Subjects are clearly visible, their audio is clear & audible. Beyond that, "filmmaking excellence" is a matter of taste. I guess there are many creative ways to shoot interviews, I opted for a simple one that does not distract from paying attention to the subjects.
"Of course, there really isn’t a lot that’s worth quoting from the film, anyway. This may partly be my own subjective attitude on the issue of talking about blogging, which I believe to be an irrelevant distraction from actually talking about film, which is arguably already inessential in the grand scheme of life (any blogger whose word usage has been the focus of criticism on another film blog can surely see the meaninglessness of criticism in general, let alone criticism of criticism specifically, even if he might be hypocritical in stating this)."
For people who are not interested in or excited about both the current reality of the indie film blog world & its future potentials, sitting through IFBRT would be hard work. Criticism is very useful for art/entertainment - both as a possible tool of creating change in the medium and also there is a publicity/$s value to articles written about movies & other art/entertainmnet work.
"The most interesting interview in the film is with ShortEnd Magazine’s Noralil Ryan Fores, who discusses the significance and minority position of female film bloggers.
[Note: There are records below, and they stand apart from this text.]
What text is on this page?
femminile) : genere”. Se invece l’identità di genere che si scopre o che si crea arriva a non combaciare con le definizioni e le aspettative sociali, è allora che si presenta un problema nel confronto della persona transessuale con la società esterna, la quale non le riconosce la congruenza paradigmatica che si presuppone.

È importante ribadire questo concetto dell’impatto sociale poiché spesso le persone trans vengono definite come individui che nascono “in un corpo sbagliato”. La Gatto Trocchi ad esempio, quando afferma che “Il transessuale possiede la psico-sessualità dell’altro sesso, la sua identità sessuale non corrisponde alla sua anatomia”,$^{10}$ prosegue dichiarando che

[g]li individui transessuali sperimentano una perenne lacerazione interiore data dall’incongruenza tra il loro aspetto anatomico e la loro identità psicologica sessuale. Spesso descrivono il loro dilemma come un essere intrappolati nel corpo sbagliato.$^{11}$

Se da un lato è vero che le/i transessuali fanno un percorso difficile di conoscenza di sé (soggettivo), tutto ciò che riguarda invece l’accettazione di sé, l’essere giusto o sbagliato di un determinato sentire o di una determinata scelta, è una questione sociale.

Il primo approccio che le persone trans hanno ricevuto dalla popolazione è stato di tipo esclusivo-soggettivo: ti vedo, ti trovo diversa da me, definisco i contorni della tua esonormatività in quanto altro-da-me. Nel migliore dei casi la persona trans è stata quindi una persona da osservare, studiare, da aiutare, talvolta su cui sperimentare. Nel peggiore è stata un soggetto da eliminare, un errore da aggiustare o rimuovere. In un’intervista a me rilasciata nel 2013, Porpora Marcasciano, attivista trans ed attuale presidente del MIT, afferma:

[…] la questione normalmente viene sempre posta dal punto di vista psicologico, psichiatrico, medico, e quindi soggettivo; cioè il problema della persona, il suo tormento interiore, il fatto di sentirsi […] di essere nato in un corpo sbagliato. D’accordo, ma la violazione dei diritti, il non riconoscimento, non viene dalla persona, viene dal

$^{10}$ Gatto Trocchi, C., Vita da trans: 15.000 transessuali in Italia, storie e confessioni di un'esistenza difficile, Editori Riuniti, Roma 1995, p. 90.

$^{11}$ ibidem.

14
Part of what makes her segment appealing is that, of all the interviewees, she seems to be the one least interrupted by the loudly self-absorbed Ekanayake (probably because just before her interview, in the film’s most egoistical segment, the filmmaker is seen being interviewed by her)."
This is definitely a perception issue - all the interview segments are conversations - where both the subject and I discuss various items related to blogging. Sometimes it is necessary to insert a question into the discussion to further clarify & develop an idea, and sometimes it is not. On the self-absorbed charge - artists or creators of anything do have to spend a lot of time thinking about the world, which includes paying attention to ideas held by oneself - such self-absorption is necessary for making most art/entertainment. Fores & all other interview subjects were asked questions as necessary, when necessary.
"If I had to pick out Indie Film Blogger Road Trip’s biggest failure in terms of its apparent intent, I’d again point out how small the audience was at the film’s premiere."
Low attendance at one screening does not mean that eventually the film will not be seen by many people. The 9 minute clip from IFBRT posted on YouTube at present has over 3000 views.
"(also, Anthology’s calendar didn’t even mention the screening)."
The premiere was a special event/a DIY screening produced by me, not part of regular Anthology programming, thus it was not listed on the calendar. The venue, however, was excellent & the staff were great to work with. The projected image & sound were also very good - so I would highly recommend AFA to filmmakers interested in NYC venues for showing their work.
So, ultimately, IFBRT is not for people who are not fans of the indie film blog world. And since Campbell was assigned the task of attending the screening and it was not something that he chose to do out of interest in the subject, that probably affected how he reacted to the doc. Others, less self-hating film bloggers (i am half-joking when i use that phrase in this context by the way) & people interested in the subject, should check out the doc for themselves & decide if there is anything valuable in it. The opportunities for doing so will be many in the near future - screenings are being set up in various cities for rest of '09, plus DVD availability, streaming & video-on-demand availability, are all coming soon.